Here’s a rundown of what turned out to be one of the busiest weeks of session so far:
- SB458 – the APRN/nurse midwife bill passed through committee but the title and enacting clause are off the title, slowing it down further, and increasing the likelihood of it going into conference committee. The OAFP is not supportive of the bill in its current format.
- SB931 – the measure that would have expanded duties of pharmacists was not heard in the House Public Health Committee after heavy opposition. It is now dormant for this year but could return next session.
- HB1709 – which would have increased the number of SoonerCare patients an APRN can see to 2,500 was not heard in committee. This measure seemed unnecessary as the Oklahoma Health Care Authority can set that number through rulemaking and it seemed elevated.
- HB1013 – passed committee despite concerns that it might be unnecessary. The measure creates a patients bill of rights. The title and enacting clause are stricken.
- Two measures related to safety passed committee this week. HB2154 extends certain protections against assault and battery against health care professionals to all health care facility personnel. HB2172 adds medical care provider to the list of persons it is a crime to threaten, intimidate or harass by use of an electronic communication device by knowingly publishing, posting or making available personally identifiable information.
- SB597 – which expands the types of physicians can serve on the medical board, passed committee. For example, it allows retired physicians, those who were educated at foreign medical schools but are licensed in the state and medical school faculty to serve.

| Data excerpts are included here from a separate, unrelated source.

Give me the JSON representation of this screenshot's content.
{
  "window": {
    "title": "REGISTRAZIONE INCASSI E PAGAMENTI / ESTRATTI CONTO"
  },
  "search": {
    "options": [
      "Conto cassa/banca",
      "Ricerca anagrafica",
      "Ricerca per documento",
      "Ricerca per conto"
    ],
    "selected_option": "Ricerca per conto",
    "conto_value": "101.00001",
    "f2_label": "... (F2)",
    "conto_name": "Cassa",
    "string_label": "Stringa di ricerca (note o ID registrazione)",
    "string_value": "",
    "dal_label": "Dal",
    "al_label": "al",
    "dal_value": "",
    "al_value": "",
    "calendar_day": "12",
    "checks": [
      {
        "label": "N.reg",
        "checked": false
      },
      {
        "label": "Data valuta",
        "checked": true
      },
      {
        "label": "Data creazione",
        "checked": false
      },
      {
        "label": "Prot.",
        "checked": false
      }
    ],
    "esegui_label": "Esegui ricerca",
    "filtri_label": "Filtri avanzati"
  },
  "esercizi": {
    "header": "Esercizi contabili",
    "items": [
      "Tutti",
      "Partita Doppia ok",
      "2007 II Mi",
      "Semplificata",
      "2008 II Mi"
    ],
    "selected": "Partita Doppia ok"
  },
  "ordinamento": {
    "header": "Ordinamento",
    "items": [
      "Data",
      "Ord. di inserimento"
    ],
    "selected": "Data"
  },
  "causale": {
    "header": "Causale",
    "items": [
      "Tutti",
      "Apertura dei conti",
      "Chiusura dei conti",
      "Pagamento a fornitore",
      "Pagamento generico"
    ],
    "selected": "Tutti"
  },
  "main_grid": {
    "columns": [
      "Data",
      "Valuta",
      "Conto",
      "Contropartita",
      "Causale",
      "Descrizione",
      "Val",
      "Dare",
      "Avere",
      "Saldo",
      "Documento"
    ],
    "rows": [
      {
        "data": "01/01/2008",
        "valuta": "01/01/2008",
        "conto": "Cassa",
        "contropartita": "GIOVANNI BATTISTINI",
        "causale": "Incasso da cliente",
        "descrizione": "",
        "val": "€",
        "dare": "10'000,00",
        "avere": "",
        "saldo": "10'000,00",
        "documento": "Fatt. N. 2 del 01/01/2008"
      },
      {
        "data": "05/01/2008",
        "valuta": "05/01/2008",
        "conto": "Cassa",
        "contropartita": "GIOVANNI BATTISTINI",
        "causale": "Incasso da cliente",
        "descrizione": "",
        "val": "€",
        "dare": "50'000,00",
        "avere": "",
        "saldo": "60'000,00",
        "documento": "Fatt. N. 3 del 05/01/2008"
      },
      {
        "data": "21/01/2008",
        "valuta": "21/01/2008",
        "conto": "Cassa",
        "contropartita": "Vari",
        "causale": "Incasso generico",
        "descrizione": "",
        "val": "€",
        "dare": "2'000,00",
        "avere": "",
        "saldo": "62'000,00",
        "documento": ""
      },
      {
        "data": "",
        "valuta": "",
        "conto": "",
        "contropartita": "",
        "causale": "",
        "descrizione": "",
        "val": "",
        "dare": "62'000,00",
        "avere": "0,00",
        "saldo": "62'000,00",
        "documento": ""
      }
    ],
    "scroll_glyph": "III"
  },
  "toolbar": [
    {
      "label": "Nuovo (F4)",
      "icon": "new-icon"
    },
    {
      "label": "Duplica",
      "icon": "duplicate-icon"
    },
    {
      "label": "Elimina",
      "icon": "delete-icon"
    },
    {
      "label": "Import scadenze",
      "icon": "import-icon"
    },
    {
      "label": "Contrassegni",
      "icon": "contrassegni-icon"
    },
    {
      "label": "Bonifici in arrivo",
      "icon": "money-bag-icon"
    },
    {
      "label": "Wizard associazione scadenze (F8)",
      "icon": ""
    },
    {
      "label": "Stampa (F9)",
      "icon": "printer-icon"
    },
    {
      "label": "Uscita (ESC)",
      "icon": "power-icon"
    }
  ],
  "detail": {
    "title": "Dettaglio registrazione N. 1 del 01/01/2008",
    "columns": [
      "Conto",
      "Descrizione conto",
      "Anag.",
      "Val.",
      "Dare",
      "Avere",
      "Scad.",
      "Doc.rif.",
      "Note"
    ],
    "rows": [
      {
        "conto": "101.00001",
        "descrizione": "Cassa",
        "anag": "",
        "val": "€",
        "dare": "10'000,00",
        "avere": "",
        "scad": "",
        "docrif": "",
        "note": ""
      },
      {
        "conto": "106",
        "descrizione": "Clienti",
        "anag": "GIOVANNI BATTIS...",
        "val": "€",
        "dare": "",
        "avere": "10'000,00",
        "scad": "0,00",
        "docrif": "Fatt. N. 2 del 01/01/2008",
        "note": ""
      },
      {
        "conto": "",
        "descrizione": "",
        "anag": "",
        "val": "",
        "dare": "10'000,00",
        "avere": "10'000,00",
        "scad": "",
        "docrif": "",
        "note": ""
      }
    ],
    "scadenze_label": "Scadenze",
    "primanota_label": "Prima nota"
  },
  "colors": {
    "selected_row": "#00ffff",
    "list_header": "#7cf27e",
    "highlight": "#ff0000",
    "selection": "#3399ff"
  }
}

- HB2181 – which dealt with the movement of a person who may have a communicable disease and with school attendance when a student has head lice, was not heard in committee.
- SB368 – which states that laws pertaining to abortion will not prohibit the provision of contraceptive care, passed committee.
- HB2424 – which allows pharmacies to dispense and sell a wider variety of opioid antagonists to counteract overdoses, passed committee.
Floor action will start more heavily now with the deadline for floor hearings being April 27. Then we will move into acceptance or rejection of amendments from opposite houses and the budget process before finishing out session by the last Friday in May.